Dar Arka Kol Pres Tekniği
Dar Arka Kol Pres Nasıl Yapılır?
Dar Arka Kol Pres Nasıl Yapılır? : Close grip Bench Press denen hareket Bir sehpada yatarak halteri dar tutup göğüse indirip kaldırarak yapılır ve Arka kol Kaslarını (Triceps) çalıştırır.
Dar Arka Kol Pres Nasıl Yapılır? : Yapılışı
Egzersiz Özeti
- Ana hedef: Arka Kol Kaslarını Çalıştırma
- Egzersiz Türü ; Birleşik
- Eğitim Seviyesi : Orta ve İleri
- Egzersiz Süresi : 30 sn (1 set)
- Dinlenme Süresi : 1 dak.
- Haftalık Gün Sayısı : 1 veya 2 gün
- Toplam set ve dinlenme süresi Süresi : 5 dak.
- Gerekli Ekipmanlar : Barbell
- Hedef Cinsiyet : Erkek ve Kadın
- Yazar : Özer Çaylı & Ekibi
Egzersiz Açıklaması
Bir bench sehpası üzerine sırt üstü yatarak ayakları yere koyup halteri el açıklığı 20 cm olacak şekilde tutup hareket için hazır oluyoruz.
Derin bir nefes alarak halteri göğüse dokunana kadar indirip, nefes vererek kollar yukarıya kadar kaldırıyoruz ve dirsekleri düzeltiyoruz.
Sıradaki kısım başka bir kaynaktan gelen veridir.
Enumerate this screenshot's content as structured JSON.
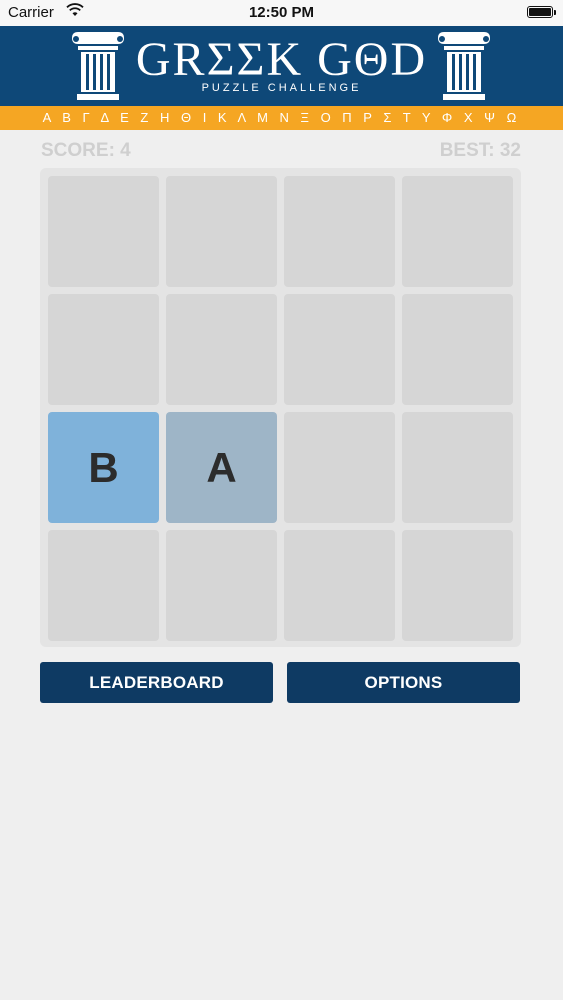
{
  "status_bar": {
    "carrier": "Carrier",
    "time": "12:50 PM",
    "wifi_icon": "wifi-icon",
    "battery_icon": "battery-icon"
  },
  "header": {
    "title": "GRΣΣK GΘD",
    "subtitle": "PUZZLE CHALLENGE",
    "alphabet": "Α Β Γ Δ Ε Ζ Η Θ Ι Κ Λ Μ Ν Ξ Ο Π Ρ Σ Τ Υ Φ Χ Ψ Ω",
    "colors": {
      "banner": "#0e4878",
      "strip": "#f5a623"
    }
  },
  "scores": {
    "score": "SCORE: 4",
    "best": "BEST: 32"
  },
  "board": {
    "rows": [
      [
        "",
        "",
        "",
        ""
      ],
      [
        "",
        "",
        "",
        ""
      ],
      [
        "B",
        "A",
        "",
        ""
      ],
      [
        "",
        "",
        "",
        ""
      ]
    ],
    "colors": {
      "empty": "#d6d6d6",
      "B": "#7fb2da",
      "A": "#9eb5c7"
    }
  },
  "buttons": {
    "leaderboard": "LEADERBOARD",
    "options": "OPTIONS"
  }
}
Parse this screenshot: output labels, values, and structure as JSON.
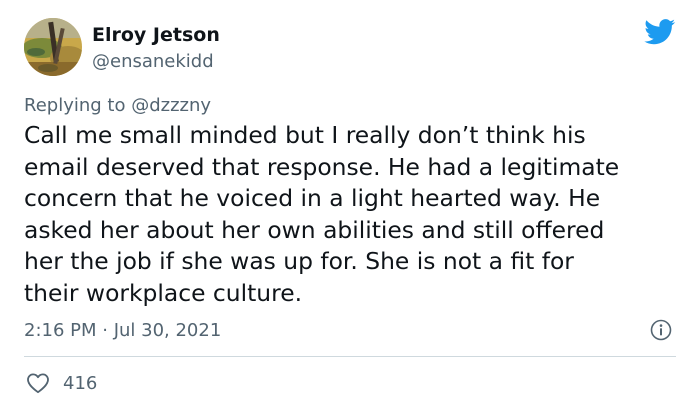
{
  "tweet": {
    "display_name": "Elroy Jetson",
    "handle": "@ensanekidd",
    "replying_prefix": "Replying to ",
    "replying_to": "@dzzzny",
    "lines": [
      "Call me small minded but I really don’t think his",
      "email deserved that response. He had a legitimate",
      "concern that he voiced in a light hearted way. He",
      "asked her about her own abilities and still offered",
      "her the job if she was up for. She is not a fit for",
      "their workplace culture."
    ],
    "timestamp": "2:16 PM · Jul 30, 2021",
    "like_count": "416"
  },
  "icons": {
    "brand": "twitter-bird-icon",
    "info": "info-icon",
    "like": "heart-icon"
  },
  "colors": {
    "brand_blue": "#1d9bf0",
    "text_primary": "#0f1419",
    "text_secondary": "#536471",
    "divider": "#cfd9de"
  }
}
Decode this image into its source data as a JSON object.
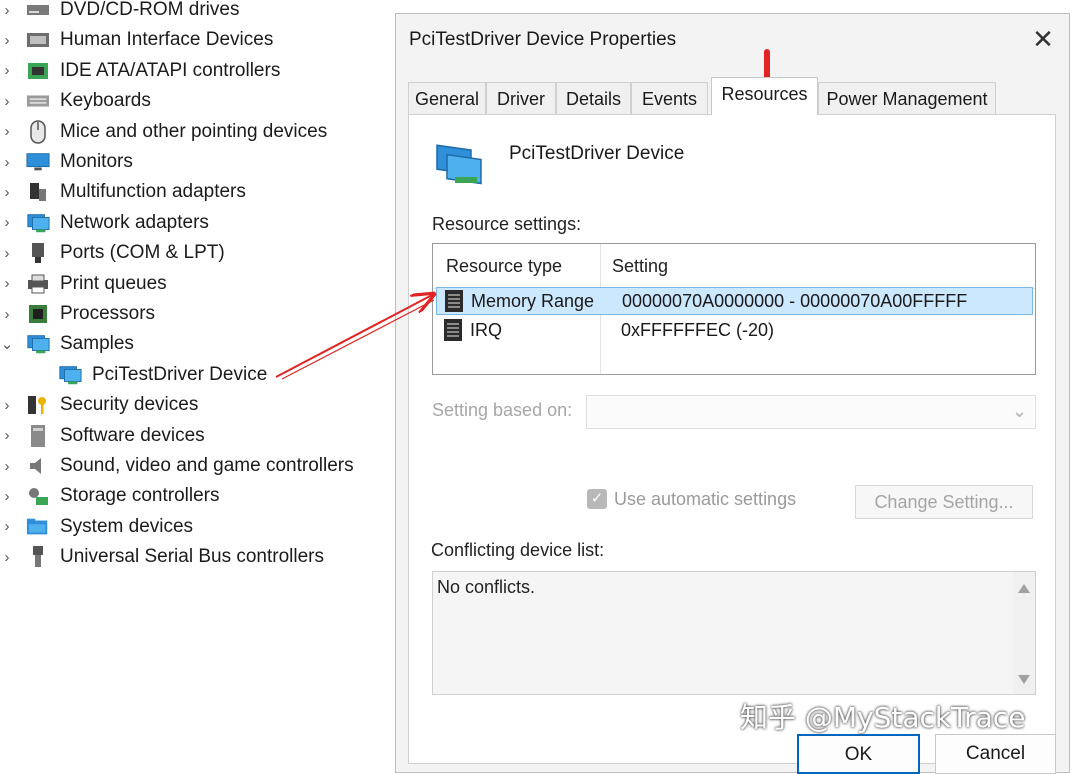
{
  "device_tree": {
    "items": [
      {
        "label": "DVD/CD-ROM drives",
        "expanded": false,
        "icon": "dvd-drive-icon"
      },
      {
        "label": "Human Interface Devices",
        "expanded": false,
        "icon": "hid-icon"
      },
      {
        "label": "IDE ATA/ATAPI controllers",
        "expanded": false,
        "icon": "ide-controller-icon"
      },
      {
        "label": "Keyboards",
        "expanded": false,
        "icon": "keyboard-icon"
      },
      {
        "label": "Mice and other pointing devices",
        "expanded": false,
        "icon": "mouse-icon"
      },
      {
        "label": "Monitors",
        "expanded": false,
        "icon": "monitor-icon"
      },
      {
        "label": "Multifunction adapters",
        "expanded": false,
        "icon": "multifunction-icon"
      },
      {
        "label": "Network adapters",
        "expanded": false,
        "icon": "network-adapter-icon"
      },
      {
        "label": "Ports (COM & LPT)",
        "expanded": false,
        "icon": "port-icon"
      },
      {
        "label": "Print queues",
        "expanded": false,
        "icon": "printer-icon"
      },
      {
        "label": "Processors",
        "expanded": false,
        "icon": "processor-icon"
      },
      {
        "label": "Samples",
        "expanded": true,
        "icon": "network-adapter-icon"
      },
      {
        "label": "PciTestDriver Device",
        "child": true,
        "icon": "network-adapter-icon"
      },
      {
        "label": "Security devices",
        "expanded": false,
        "icon": "security-device-icon"
      },
      {
        "label": "Software devices",
        "expanded": false,
        "icon": "software-device-icon"
      },
      {
        "label": "Sound, video and game controllers",
        "expanded": false,
        "icon": "speaker-icon"
      },
      {
        "label": "Storage controllers",
        "expanded": false,
        "icon": "storage-controller-icon"
      },
      {
        "label": "System devices",
        "expanded": false,
        "icon": "system-folder-icon"
      },
      {
        "label": "Universal Serial Bus controllers",
        "expanded": false,
        "icon": "usb-icon"
      }
    ]
  },
  "dialog": {
    "title": "PciTestDriver Device Properties",
    "close_glyph": "✕",
    "tabs": [
      "General",
      "Driver",
      "Details",
      "Events",
      "Resources",
      "Power Management"
    ],
    "active_tab": "Resources",
    "device_name": "PciTestDriver Device",
    "resource_settings_label": "Resource settings:",
    "columns": {
      "type": "Resource type",
      "setting": "Setting"
    },
    "resources": [
      {
        "type": "Memory Range",
        "setting": "00000070A0000000 - 00000070A00FFFFF",
        "selected": true
      },
      {
        "type": "IRQ",
        "setting": "0xFFFFFFEC (-20)",
        "selected": false
      }
    ],
    "setting_based_on_label": "Setting based on:",
    "setting_based_on_value": "",
    "use_automatic_label": "Use automatic settings",
    "use_automatic_checked": true,
    "change_setting_label": "Change Setting...",
    "conflicting_label": "Conflicting device list:",
    "conflicts_text": "No conflicts.",
    "ok_label": "OK",
    "cancel_label": "Cancel"
  },
  "watermark": "知乎 @MyStackTrace",
  "colors": {
    "selection": "#cce8ff",
    "accent": "#0067c0",
    "annotation_red": "#e02424"
  }
}
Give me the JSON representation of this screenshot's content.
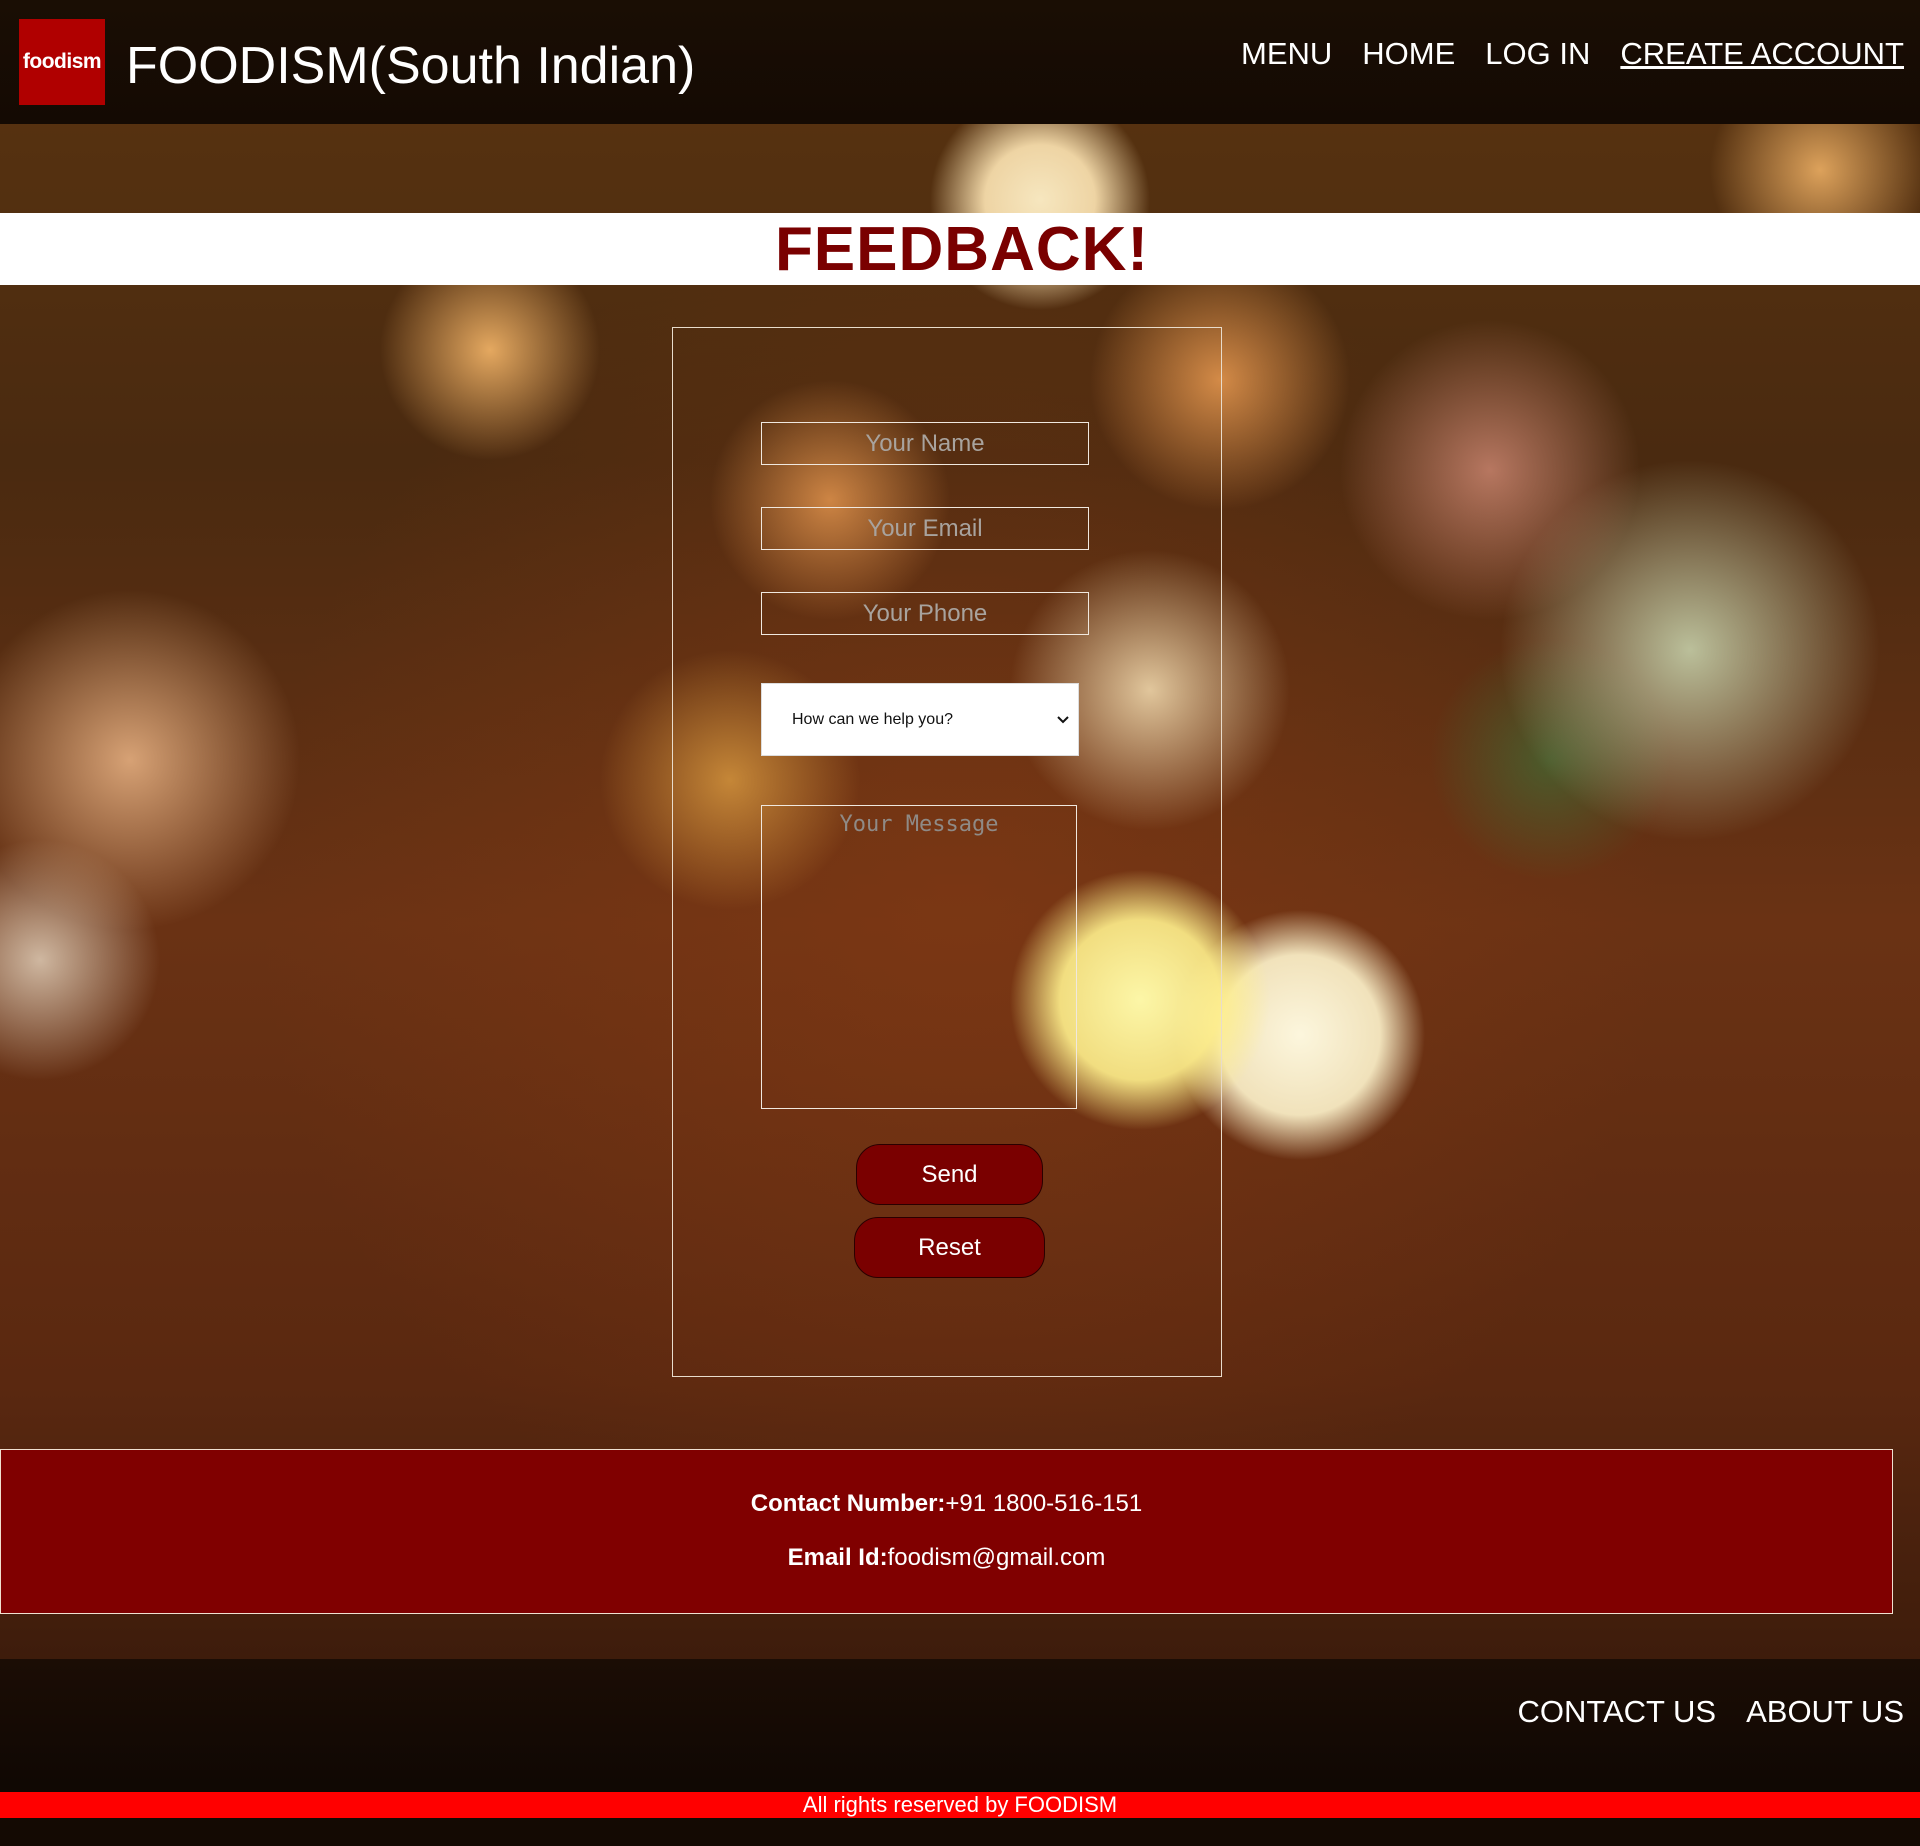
{
  "header": {
    "logo_text": "foodism",
    "site_title": "FOODISM(South Indian)",
    "nav": {
      "menu": "MENU",
      "home": "HOME",
      "login": "LOG IN",
      "create_account": "CREATE ACCOUNT"
    }
  },
  "page_heading": "FEEDBACK!",
  "form": {
    "name_placeholder": "Your Name",
    "email_placeholder": "Your Email",
    "phone_placeholder": "Your Phone",
    "help_select_value": "How can we help you?",
    "message_placeholder": "Your Message",
    "send_label": "Send",
    "reset_label": "Reset"
  },
  "contact": {
    "number_label": "Contact Number:",
    "number_value": "+91 1800-516-151",
    "email_label": "Email Id:",
    "email_value": "foodism@gmail.com"
  },
  "footer": {
    "contact_us": "CONTACT US",
    "about_us": "ABOUT US",
    "copyright": "All rights reserved by FOODISM"
  },
  "colors": {
    "brand_red": "#7a0000",
    "contact_band": "#800000",
    "copyright_bar": "#ff0000",
    "logo_bg": "#b00000"
  },
  "icons": {
    "select_chevron": "chevron-down-icon"
  }
}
Bu bir tekrardır, size verilen tekrar sayısı kadar yapıp bir seti tamamlıyoruz. Setleri tamamlayıp hareketi bitiriyoruz (genelde 3 veya 4 set).
Hareket boyunca dikkat edilecek noktalar
Hareketi göğüs kaslarının alt kısmına doğru indirerek yapın. Dirsekler vücuda yakın olarak inip kalksın, bu şekilde yaparak Triceps kaslarına daha fazla yük bindirmiş oluruz. Egzersize hafif ağırlıkla başlayın ve her sette biraz ağırlık ekleyerek yapın. Hafif ağırlıkla başlanarak kasları ısıtır ve sakatlanmayı engellemiş olur.
Dar Arka Kol Pres Nasıl Yapılır?
Benzeri Hareketler
Eller arası açıklık 20 cm kadar olmalı
Ayak parmakları ucunda dur.
Vücut düz olmalı ve bel egzersiz sırasında yukarı aşağı oynamamalı.
Vücut dirsekler kırılarak yukarı aşağı indirip kaldırarak hareketi uygulayın.
Kol Egzersizler için ipuçları
Kol için ihtisas çalışması yani haftanın 1 gününü seçin ve o gün sadece kol antrenmanı yapın.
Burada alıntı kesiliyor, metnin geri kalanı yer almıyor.